Battle of the Chav
North America is bracing for Chav War… love, love, love.
In one corner: Victoria Beckham. No introduction required, though she’s mildly turned it down of late, getting rid of those press on nails and that tacky ass weave, the concrete tits remain firmly in tact, as do the c*cklips and the overtan, and so the Chav beats fiercely underneath the Armani…forever.
In the other corner: Jordan aka Katie Price, Victoria’s bitter enemy, who needs no further description – take a look at the photos…now THIS is the high priestess of Chav.
And both bitches are headed right for America, headlining their own reality shows, taking their rivalry stateside in what should be the most deliciously smutty battle, like, ever.
Background behind the bad blood? Besides the obvious?
At one point, Posh badmouthed Jordan, Jordan bashed back, calling her a hypocrite for not admitting to getting her tits done (grudgingly agree) and sticking it in deeper by saying that Posh only hires ugly helpers to prevent David from poppin’ a c*ckstand for the nanny. Hee.

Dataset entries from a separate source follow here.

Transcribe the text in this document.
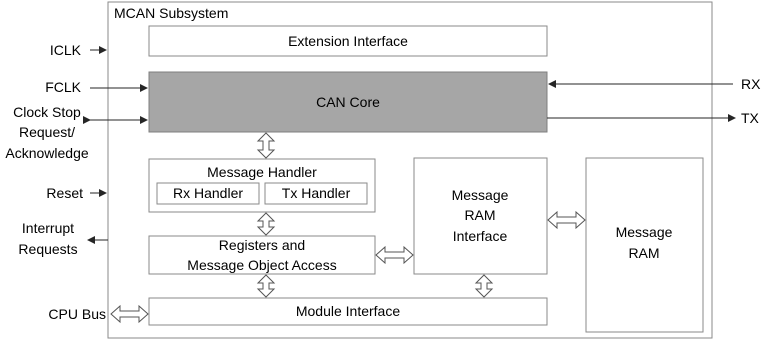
MCAN Subsystem
Extension Interface
CAN Core
Message Handler
Rx Handler	Tx Handler
Registers and
Message Object Access
Message
RAM
Interface
Module Interface
Message
RAM
ICLK
FCLK
Clock Stop
Request/
Acknowledge
Reset
Interrupt
Requests
CPU Bus
RX
TX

Now E! has optioned the Jordan reality series to begin in April – 3 installments which have already aired in the UK featuring Jordan and her equally pathetic husband Peter Andre. Check out his Carb Face – so alarming, it’s like expanding wax.
And, as you already know, Victoria has signed on for her very own show to be broadcast on NBC starting in a couple of months.
Posh vs Jordan…who wins the ratings battle?
I predict Jordan.
Because Victoria is boring. Because word is she’s so boring they had to hire a “plant” employee to stir up drama. And because there will be a Trainwreck fascination to watching Jordan and Peter. The same people who tuned into Jerry Springer will inevitably be drawn to another blonde caricature with a troubled past using and abusing her own body for fame and notoriety with a disadvantaged son who suffers in her shadow. Sound familiar?
So unless Posh drops the vanity and agrees to get dirty… Jordan wins on tv. And Mrs Beckham will lose her sh-t.